Şiir ve felsefe farklı söylemler değildir. Şair sahip olduğu deneyimleri kullanarak bunu ifadeye dönüştürür; söylenen ile söylenenin anlamı arasındaki bağı bu şekilde kurar. Biri dilin içindeki düşünceyi açığa çıkarır, diğeri de düşüncenin içindeki dili. Ancak Hayati Baki burada kelimelerin ne anlamlara geldiklerinden çok, belli anlamları nasıl gösterdiği üzerinde durarak düşüncenin içindeki dili açığa çıkarır. “doğmanın ışıltısı: insanca berrak/diri tutkunun ikliminden doğuyor,/dokunuşun dili.

Ludwig van Beethoven

Varlık, var olanlarla ilişkisinde düşünüldüğü zaman anlam bulur. Varlığın dünya ile ilişkisinde açığa çıkan anlamıyla, dünyanın da anlamı değişir. Buradan yola çıkarak, şiirin felsefeyle ilişkisinde açığa çıkan anlamıyla da imgenin ve sözün anlamı biçimlendiren poetik tavrı belirginleşir. Ve burada şair, varlığın anlamını, imge ve dünya ilişkisi içinde ancak poetik dille ifade eder. insan sesi: asla. doğa: evet, dirençle/doğuyor orada benzersiz sabah, sonra aşk:/büyük delilik, kopuş ve süreğen bakış:

Buradaki imgeler bildiğimiz imgelerin anlamlarından çok farklı olarak karşımıza çıkar. Yaşadığımız dünyanın, bulunduğumuz zaman ve mekân aralığında “sözcükler sağır: düş kırıklığı zamanın/yok ediyor özlemin tadını, umut/bilgece biliyor geceyle deliren/sessizliği. uğultu, gök gürültüsü, hayır/ acı ve kahkahanın rengi karışıyor/ölümün yüzüne: yalın ve derin.”dir. İşte imgenin var oluşu tam da böyle bir aralıkta yani “haykırış”ın “öpüyor kendi sesini” dediği yerde ve zamanda gerçekleşir.

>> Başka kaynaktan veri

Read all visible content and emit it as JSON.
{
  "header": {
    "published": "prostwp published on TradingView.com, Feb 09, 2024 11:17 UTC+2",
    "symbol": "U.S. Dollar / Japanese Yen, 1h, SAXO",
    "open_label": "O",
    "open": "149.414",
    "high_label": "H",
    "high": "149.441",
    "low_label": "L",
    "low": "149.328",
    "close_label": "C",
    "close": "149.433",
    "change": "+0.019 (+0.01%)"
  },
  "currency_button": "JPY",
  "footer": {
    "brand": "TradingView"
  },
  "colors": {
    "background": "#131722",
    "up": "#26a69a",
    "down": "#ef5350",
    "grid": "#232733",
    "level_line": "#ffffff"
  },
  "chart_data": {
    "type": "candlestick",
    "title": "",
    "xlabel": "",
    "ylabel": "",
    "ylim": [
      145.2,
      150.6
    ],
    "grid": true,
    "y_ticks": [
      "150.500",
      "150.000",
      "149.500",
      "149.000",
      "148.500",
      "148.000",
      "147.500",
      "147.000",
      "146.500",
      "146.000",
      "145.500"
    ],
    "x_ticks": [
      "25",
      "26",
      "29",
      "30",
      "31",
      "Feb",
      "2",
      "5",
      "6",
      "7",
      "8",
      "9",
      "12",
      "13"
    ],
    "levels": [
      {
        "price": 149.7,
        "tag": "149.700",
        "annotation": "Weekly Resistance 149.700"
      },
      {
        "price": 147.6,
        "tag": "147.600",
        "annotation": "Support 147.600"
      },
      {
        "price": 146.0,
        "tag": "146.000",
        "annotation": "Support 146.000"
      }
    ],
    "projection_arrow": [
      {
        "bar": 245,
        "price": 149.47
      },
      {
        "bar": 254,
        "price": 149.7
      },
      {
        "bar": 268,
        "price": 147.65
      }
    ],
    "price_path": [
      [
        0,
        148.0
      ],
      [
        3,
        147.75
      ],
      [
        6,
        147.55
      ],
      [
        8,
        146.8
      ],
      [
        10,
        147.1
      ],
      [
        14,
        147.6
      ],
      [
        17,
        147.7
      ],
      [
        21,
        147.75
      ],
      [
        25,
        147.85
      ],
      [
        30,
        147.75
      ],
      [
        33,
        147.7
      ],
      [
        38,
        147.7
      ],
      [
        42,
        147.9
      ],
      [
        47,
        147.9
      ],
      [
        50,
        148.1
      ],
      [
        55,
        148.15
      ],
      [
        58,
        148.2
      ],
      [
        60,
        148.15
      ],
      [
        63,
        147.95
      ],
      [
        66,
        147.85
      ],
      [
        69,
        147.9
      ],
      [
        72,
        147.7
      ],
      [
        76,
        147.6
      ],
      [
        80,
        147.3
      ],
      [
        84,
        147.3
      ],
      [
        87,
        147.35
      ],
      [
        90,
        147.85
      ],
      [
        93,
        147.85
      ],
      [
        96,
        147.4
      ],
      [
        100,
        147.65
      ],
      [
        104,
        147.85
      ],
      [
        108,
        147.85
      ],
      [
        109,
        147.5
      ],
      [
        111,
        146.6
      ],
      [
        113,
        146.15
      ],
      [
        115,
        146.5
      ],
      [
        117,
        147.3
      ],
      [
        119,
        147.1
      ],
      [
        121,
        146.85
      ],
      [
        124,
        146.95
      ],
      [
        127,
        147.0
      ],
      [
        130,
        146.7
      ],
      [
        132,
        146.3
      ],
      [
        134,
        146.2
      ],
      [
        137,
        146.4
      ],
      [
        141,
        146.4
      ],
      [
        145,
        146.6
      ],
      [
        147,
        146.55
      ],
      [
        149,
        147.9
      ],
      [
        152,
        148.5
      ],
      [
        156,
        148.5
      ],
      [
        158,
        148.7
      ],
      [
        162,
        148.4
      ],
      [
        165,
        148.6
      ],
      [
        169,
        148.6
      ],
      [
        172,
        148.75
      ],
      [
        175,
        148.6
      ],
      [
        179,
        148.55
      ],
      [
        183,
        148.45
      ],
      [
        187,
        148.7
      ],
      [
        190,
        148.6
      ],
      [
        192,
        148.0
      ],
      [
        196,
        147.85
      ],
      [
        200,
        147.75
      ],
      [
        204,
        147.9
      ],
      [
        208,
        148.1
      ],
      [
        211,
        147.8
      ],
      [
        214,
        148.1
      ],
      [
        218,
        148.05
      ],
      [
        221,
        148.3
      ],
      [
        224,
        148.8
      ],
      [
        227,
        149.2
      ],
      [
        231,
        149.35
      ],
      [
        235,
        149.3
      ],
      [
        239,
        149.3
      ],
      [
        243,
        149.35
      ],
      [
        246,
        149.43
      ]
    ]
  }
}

Söz, “dokunuşun ve duyuşun deliren dili”nde her şeyin “ölüm ve sevinçten ibaret” olduğunu imlemektedir. “tek ve biricik yaşam”, “eşsiz ve benzersiz olan doğada”, ”dokunuşun dili” doğmaktadır. Ve “dokunuşun ve duyuşun deliren dili”nde aklı dinlenmiş, alkışı susmuş, “ölüm ve sevinçten ibaret” olan “yaşam: komedi”dir ancak.